A Recession and What it Means for Landlords

0
594
Recession

In a financial environment that is increasingly becoming a severe challenge for property investors, some landlords may be wondering if this is not the right time to leave the rental market altogether. 

High-interest rates, political unpredictability and an energy crisis that is causing distress all in parts of society and a looming recession are all tearing through the property market like a tornado through a cornfield. 

What can you do to weather the storm and emerge on the other side with all your wits intact and finances standing tall and proud?

Yield! We need more yield!

Maximising yield from your investments is the key. If your margins are feeling the squeeze in one area, you need to focus on areas where the yield is greater.  Do your homework.  Currently, the potential rental yields from properties in London and the Southeast are lagging behind other areas further afield, like Scotland and the Northeast of England.

Also, turn your sights on alternative target clients.  In many University cities, students are struggling to find suitable rental accommodation.  Converting living rooms and lofts to bedrooms for multiple occupancies allows a considerable increase in monthly rents, and will provide a greater yield than renting to individuals or families.
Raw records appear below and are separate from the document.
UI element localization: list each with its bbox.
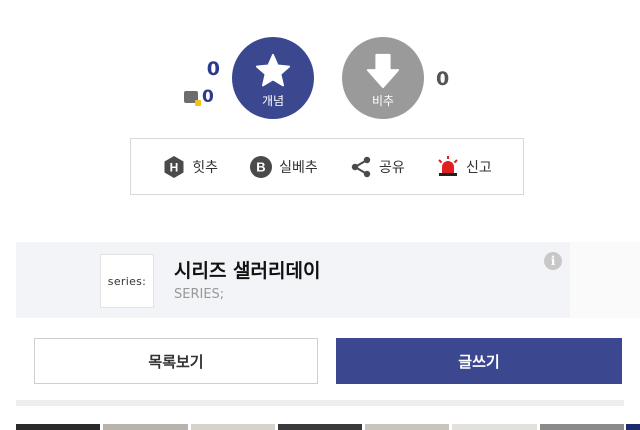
thumbnail[interactable] <box>539 424 624 430</box>
hit-recommend-label: 힛추 <box>192 159 218 176</box>
b-badge-icon: B <box>250 155 273 178</box>
siren-icon <box>438 155 458 176</box>
thumbnail[interactable] <box>365 424 450 430</box>
list-view-button[interactable]: 목록보기 <box>34 338 318 384</box>
svg-text:B: B <box>256 159 265 174</box>
best-recommend-button[interactable]: B 실베추 <box>249 155 318 179</box>
comment-icon <box>184 91 201 106</box>
share-button[interactable]: 공유 <box>349 155 405 179</box>
arrow-down-icon <box>366 53 400 88</box>
post-action-bar: H 힛추 B 실베추 공유 신고 <box>130 138 524 195</box>
write-post-button[interactable]: 글쓰기 <box>336 338 622 384</box>
edge-banner <box>626 424 640 430</box>
hit-badge-icon: H <box>164 155 184 178</box>
best-recommend-label: 실베추 <box>279 159 318 176</box>
thumbnail[interactable] <box>452 424 537 430</box>
series-side-strip <box>570 242 640 318</box>
share-icon <box>351 156 371 177</box>
downvote-label: 비추 <box>371 93 395 108</box>
star-icon <box>255 53 291 86</box>
series-subtitle: SERIES; <box>174 287 225 302</box>
share-label: 공유 <box>379 159 405 176</box>
hit-recommend-button[interactable]: H 힛추 <box>162 155 218 179</box>
downvote-count: 0 <box>436 68 450 90</box>
thumbnail-strip <box>16 424 624 430</box>
series-title[interactable]: 시리즈 샐러리데이 <box>174 256 320 283</box>
recommend-button[interactable]: 개념 <box>232 37 314 119</box>
thumbnail[interactable] <box>190 424 275 430</box>
thumbnail[interactable] <box>16 424 101 430</box>
report-label: 신고 <box>465 159 492 176</box>
thumbnail[interactable] <box>103 424 188 430</box>
series-logo: series: <box>100 254 154 308</box>
downvote-button[interactable]: 비추 <box>342 37 424 119</box>
thumbnail[interactable] <box>277 424 363 430</box>
recommend-label: 개념 <box>261 93 285 108</box>
series-card[interactable]: series: 시리즈 샐러리데이 SERIES; i <box>16 242 570 318</box>
comment-count-row: 0 <box>184 86 214 108</box>
recommend-count: 0 <box>206 58 220 80</box>
section-divider <box>16 400 624 406</box>
info-icon[interactable]: i <box>544 252 562 270</box>
report-button[interactable]: 신고 <box>436 155 492 179</box>
svg-text:H: H <box>170 160 179 174</box>
comment-count: 0 <box>202 87 214 107</box>
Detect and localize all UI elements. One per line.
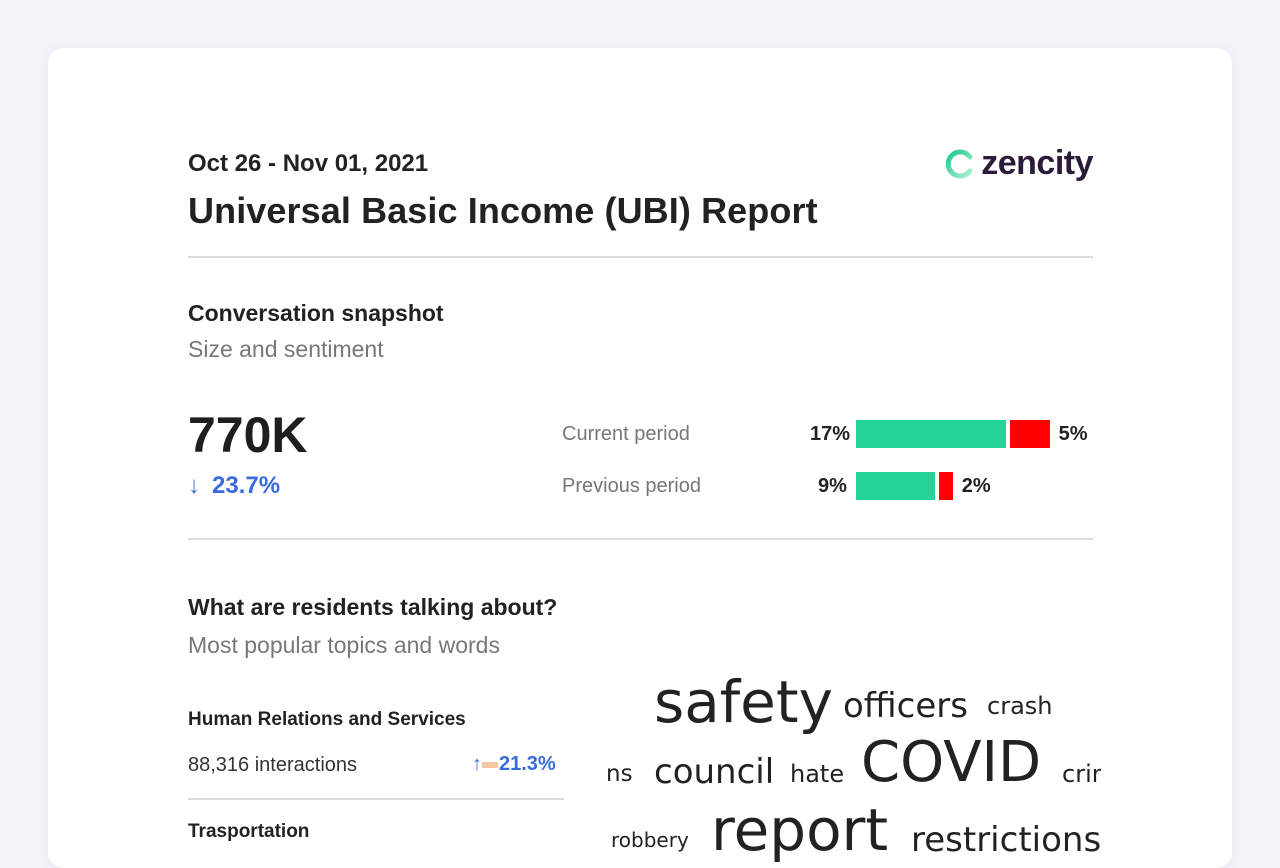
report-date-range: Oct 26 - Nov 01, 2021 (188, 150, 429, 177)
topic-change-value: 21.3% (499, 753, 556, 775)
cloud-word[interactable]: robbery (611, 828, 689, 852)
arrow-down-icon: ↓ (188, 472, 200, 499)
cloud-word[interactable]: report (711, 796, 888, 864)
cloud-word[interactable]: COVID (861, 730, 1041, 795)
snapshot-title: Conversation snapshot (188, 300, 444, 326)
logo-wordmark: zencity (981, 144, 1093, 182)
current-negative-bar (1009, 420, 1050, 448)
topics-subtitle: Most popular topics and words (188, 632, 500, 658)
zencity-logo: zencity (943, 144, 1093, 183)
current-positive-pct: 17% (810, 423, 851, 445)
topic-name-human-relations[interactable]: Human Relations and Services (188, 709, 466, 731)
header-divider (188, 256, 1093, 258)
conversation-change: ↓ 23.7% (188, 472, 280, 500)
topics-title: What are residents talking about? (188, 594, 558, 620)
topic-change-human-relations: ↑ 21.3% (472, 753, 556, 776)
cloud-word[interactable]: crash (987, 692, 1052, 720)
cloud-word[interactable]: safety (654, 668, 833, 736)
conversation-total: 770K (188, 407, 308, 463)
snapshot-divider (188, 538, 1093, 540)
cloud-word[interactable]: ns (606, 761, 633, 787)
previous-positive-bar (856, 472, 936, 500)
report-content: Oct 26 - Nov 01, 2021 Universal Basic In… (188, 48, 1101, 868)
zencity-logo-icon (946, 149, 973, 178)
cloud-word[interactable]: crim (1062, 760, 1101, 788)
current-positive-bar (856, 420, 1006, 448)
word-cloud: safety officers crash ns council hate CO… (606, 648, 1101, 868)
cloud-word[interactable]: hate (790, 760, 844, 788)
previous-negative-bar (939, 472, 953, 500)
previous-period-label: Previous period (562, 475, 701, 497)
previous-positive-pct: 9% (818, 475, 847, 497)
arrow-up-icon: ↑ (472, 753, 482, 775)
change-mini-bar (482, 761, 498, 768)
cloud-word[interactable]: officers (843, 686, 968, 726)
cloud-word[interactable]: council (654, 752, 774, 792)
conversation-change-value: 23.7% (212, 472, 281, 499)
report-title: Universal Basic Income (UBI) Report (188, 190, 818, 231)
topic-interactions-human-relations: 88,316 interactions (188, 754, 358, 776)
current-period-label: Current period (562, 423, 690, 445)
report-card: Oct 26 - Nov 01, 2021 Universal Basic In… (48, 48, 1232, 868)
current-negative-pct: 5% (1058, 423, 1088, 445)
previous-negative-pct: 2% (961, 475, 991, 497)
cloud-word[interactable]: restrictions (911, 820, 1101, 860)
topic-divider (188, 798, 564, 800)
topic-name-transportation[interactable]: Trasportation (188, 821, 309, 843)
snapshot-subtitle: Size and sentiment (188, 336, 384, 362)
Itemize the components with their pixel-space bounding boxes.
Buying cheaper properties and raising your rent for new tenants will also act to increase your yield.

Buying at Auction

Auctions offer access to cheaper property opportunities.  While these may require the additional expenditure in the form of renovation work, they obviously come with the benefit of cheaper mortgage payments.  They will also give you the opportunity to invest in new areas where rental yields will be higher and to adapt the property for maximum return from the outside, such as conversion to multiple occupation dwellings.

In a cash-strapped world, holding a healthy portfolio with substantial equity waiting to be released, may just give you the financial clout to fend off the ever-hungry builders, and bag yourself some super bargains.

Recession

Consider a change of strategy

In high streets all across the country, commercial and retail properties are lying vacant, and in some places have done so for years.  The death of high street businesses is not slowing down.  In this arid economic desert, even long-established retailers are shutting up shop. 

Recent changes to permitted development rights have made it much easier and hence attractive, to buy and convert these unwanted commercial premises into residential properties.  In many cases, these premises comprised shops on the ground floor and maybe two or three floors of accommodation above. 

Such properties give a sharp-eyed developer a wonderful opportunity to create a number of flats or apartments.  It is also feasible that such developments could be made progressively, with the income from one flat financing the completion of another.

In addition, commercial property is generally valued much lower than residential property, so a value uplift is included in the package.

Paul Elliott, Managing Director of Propp, the specialist finance comparison site said “We’re seeing clients pick up disused commercial property on highstreets to convert the upper floors into multiple flats. This is a great way to manage cash flow and grow your portfolio.”

What do rising buy-to-let mortgage rates mean for the future rental market?

Yes, we all know that buy-to-let mortgage rates are on the up and up. And the rise in costs has to be absorbed by landlords, but the knock-on effects on the market do offer a golden opportunity.

As the shortage of available rental properties becomes more acute, rents will only be driven higher allowing landlords who stay in the market to increase their returns.

And the higher rate environment prevents first-time buyers from getting a foot on the property ladder, allowing those markets as the majority simply can’t meet the affordability requirements, allowing those in a strong cash position to secure more properties.  This will enable them to fill the supply vacuum and thus initiate more tenancies while potential rental yields are at a high.

A recession and high-interest rates might just be the golden goose that landlords have been waiting for.